By Matthew Twetten
New look, updated contents
Published annually by the AAOS since 1991, the GSD was conceived as a tool to help orthopaedic surgeons and their office staff code and bill providers appropriately for the services they render. The guide is edited by members of the AAOS Coding, Coverage, and Reimbursement Committee, c haired by Blair C. Filler, MD.
The GSD features individual entries for virtually every integumentary, musculoskeletal, and nervous system Current Procedural Terminology (CPT®) code. It then instructs users on what procedures are considered included, or bundled, and what procedures are considered excluded, or unbundled.
“The value of the GSD is that it tells users which intra-operative services can be billed separately and which cannot,” explained Dr. Filler. “AAOS members who follow GSD recommendations should be able to significantly improve their revenue. Not only will they be able to reduce the number of denials they get from payors for services considered bundled, they’ll also have a resource to use in appealing inappropriate payor denials.”
Why the new format?
Dr. Filler and other committee members believed that the GSD’s format had become outdated and that a complete review was necessary to enhance its value for AAOS members.
“The GSD is the cornerstone of the Academy’s coding products—including Code X—and we take great pride in the popularity of the guide with our membership,” said committee member M. Bradford Henley, MD, MBA. “We felt we could provide a significant service by making the guide more detailed and by making sure the information in the book is aligned with current standards in orthopaedic surgery.”
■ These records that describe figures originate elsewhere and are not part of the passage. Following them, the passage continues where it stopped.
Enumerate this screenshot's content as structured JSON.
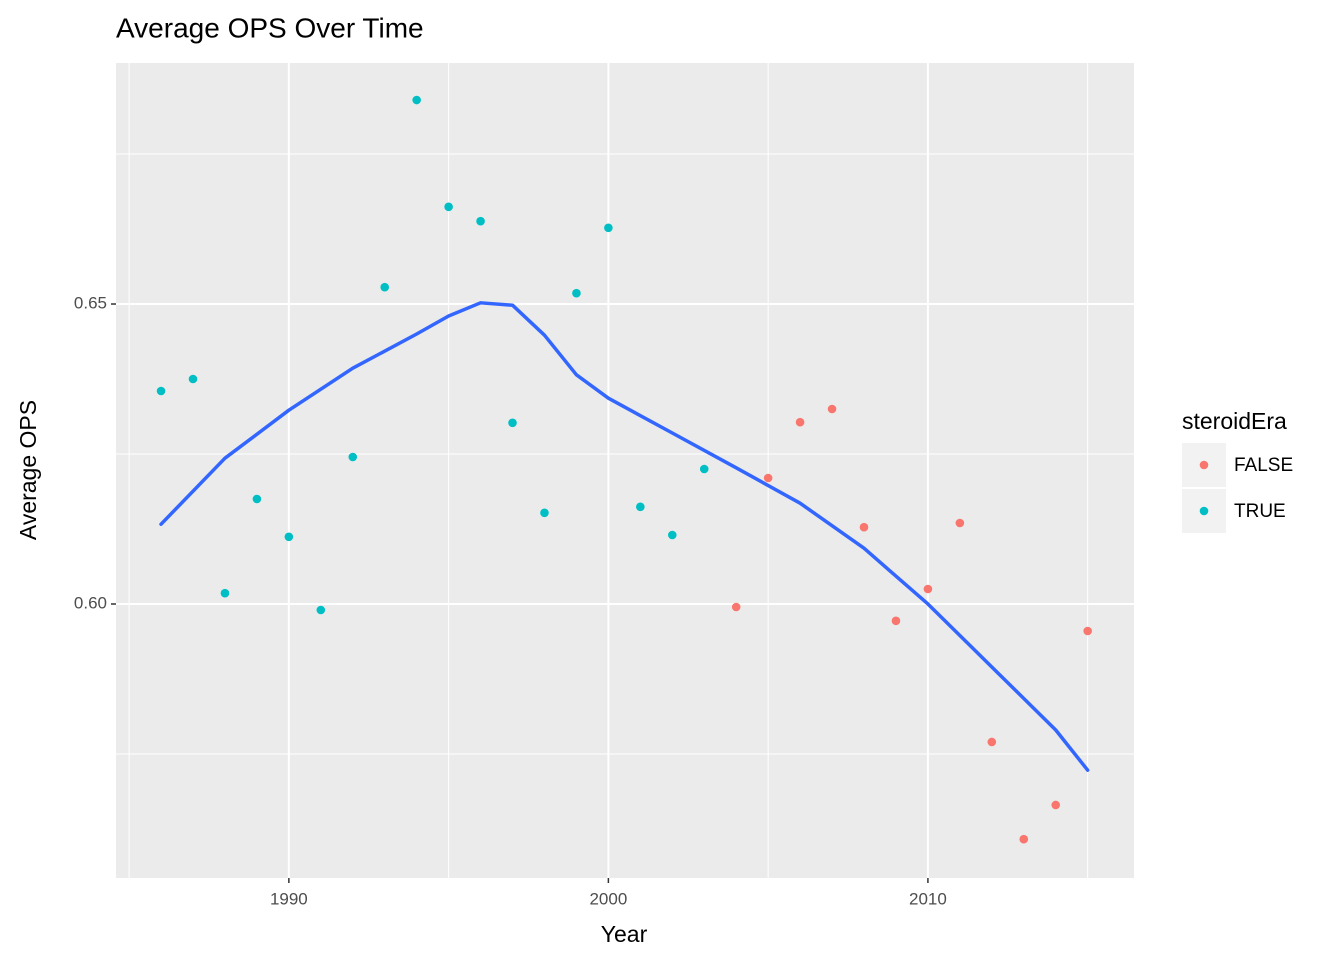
{
  "chart_data": {
    "type": "scatter",
    "title": "Average OPS Over Time",
    "x_label": "Year",
    "y_label": "Average OPS",
    "legend_title": "steroidEra",
    "legend_position": "right",
    "grid": true,
    "xlim": [
      1984.59,
      2016.45
    ],
    "ylim": [
      0.55433,
      0.69017
    ],
    "xticks": [
      1990,
      2000,
      2010
    ],
    "minor_xticks": [
      1985,
      1995,
      2005,
      2015
    ],
    "yticks": [
      {
        "value": 0.6,
        "label": "0.60"
      },
      0.65
    ],
    "minor_yticks": [
      0.575,
      0.625,
      0.675
    ],
    "series": [
      {
        "name": "FALSE",
        "color": "#F8766D",
        "x": [
          2004,
          2005,
          2006,
          2007,
          2008,
          2009,
          2010,
          2011,
          2012,
          2013,
          2014,
          2015
        ],
        "values": [
          0.5995,
          0.621,
          0.6303,
          0.6325,
          0.6128,
          0.5972,
          0.6025,
          0.6135,
          0.577,
          0.5608,
          0.5665,
          0.5955
        ]
      },
      {
        "name": "TRUE",
        "color": "#00BFC4",
        "x": [
          1986,
          1987,
          1988,
          1989,
          1990,
          1991,
          1992,
          1993,
          1994,
          1995,
          1996,
          1997,
          1998,
          1999,
          2000,
          2001,
          2002,
          2003
        ],
        "values": [
          0.6355,
          0.6375,
          0.6018,
          0.6175,
          0.6112,
          0.599,
          0.6245,
          0.6528,
          0.684,
          0.6662,
          0.6638,
          0.6302,
          0.6152,
          0.6518,
          0.6627,
          0.6162,
          0.6115,
          0.6225
        ]
      },
      {
        "type": "line",
        "color": "#3366FF",
        "x": [
          1986,
          1988,
          1990,
          1992,
          1994,
          1995,
          1996,
          1997,
          1998,
          1999,
          2000,
          2002,
          2004,
          2006,
          2008,
          2010,
          2012,
          2014,
          2015
        ],
        "values": [
          0.6133,
          0.6243,
          0.6323,
          0.6393,
          0.645,
          0.648,
          0.6502,
          0.6498,
          0.6448,
          0.6382,
          0.6343,
          0.6285,
          0.6227,
          0.6168,
          0.6093,
          0.6,
          0.5895,
          0.579,
          0.5723
        ]
      }
    ]
  }
}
Annually adding entries for CPT codes that were new for a particular year had resulted in very slight variations in different sections of earlier editions of the GSD. These variations led to some confusion, especially when otherwise nearly identical codes would have different inclusions and/or exclusions.
Previous GSD editions also relied on a template that listed the same 10 or 11 inclusions and three exclusions for every CPT code listed. Some of these “generic” inclusions or exclusions clearly didn’t apply, however, such as in the case of CPT codes for closed fracture treatment. In previous GSD editions, an entry for a closed fracture treatment would list all 11 generic inclusions, when only four were truly applicable.
“The surplus or redundant information in some GSD entries was clearly confusing and unnecessary,” said Richard J. Friedman, MD, who represents the American Shoulder and Elbow Surgeons on the committee. “Why list inclusions on suture removal, closure, or other steps that would never be taken in closed treatment of a fracture or injection procedures? The 2010 edition has only the information that billers and surgeons need to clearly understand what’s included in each code.”
Another reason for the GSD’s redesign was based on the committee’s recognition that many government and commercial payors utilize the GSD in formulating their policies on what is and what is not deemed to be bundled into a particular service. Ensuring that the GSD was completely accurate so that providers can be confident they are using the same standards as their payors was imperative.
Payors are also becoming increasingly aggressive in seeking justification from providers for the services the provider bills. An updated GSD, when combined with documentation from the CPT® 2010 Professional Edition, will provide AAOS members with a definitive explanation for their billing if and when payors seek further explanation.
“The number of practice audits is increasing; our members must have a source that is completely current and accurate and can help them reduce the risk of audits,” said committee member R. Dale Blasier, MD. “The committee reviewed all 1,500-plus codes listed in the GSD and eliminated any inclusions or exclusions deemed unnecessary, redundant, or confusing. This was extremely time-consuming, but definitely worth the effort.”
Changes for the better
The 2010 GSD eliminates the generic templates so that every entry is tailored to the specific CPT code and does not contain any extraneous or potentially contradictory information. This will make the GSD easier to use and more logical.
“Replacing generic inclusions and exclusions with procedure-specific inclusions and exclusions is the single biggest value-added change to the 2010 version,” Dr. Henley said.
Another major change is the standardization of language throughout the GSD. This is important because payors rely on a standard language when it comes to determining payment policies. A single word could make a difference in a payor’s interpretation of a claim.
Consider, for example, the difference between “removal of loose or foreign body greater than 5 mm and/or through a separate fascial incision” and “removal of loose or foreign body greater than 5 mm or through a separate fascial incision.” This effort at standardization is also consistent with efforts by the American Medical Association (AMA) to standardize wording in its master CPT guide.
“The entire revision effort was designed to make every GSD entry correct to that entry and only that entry,” said Dr. Henley. “We think the revised version will be better for everyone—providers and payors alike—and we encourage everyone to check out the new edition.”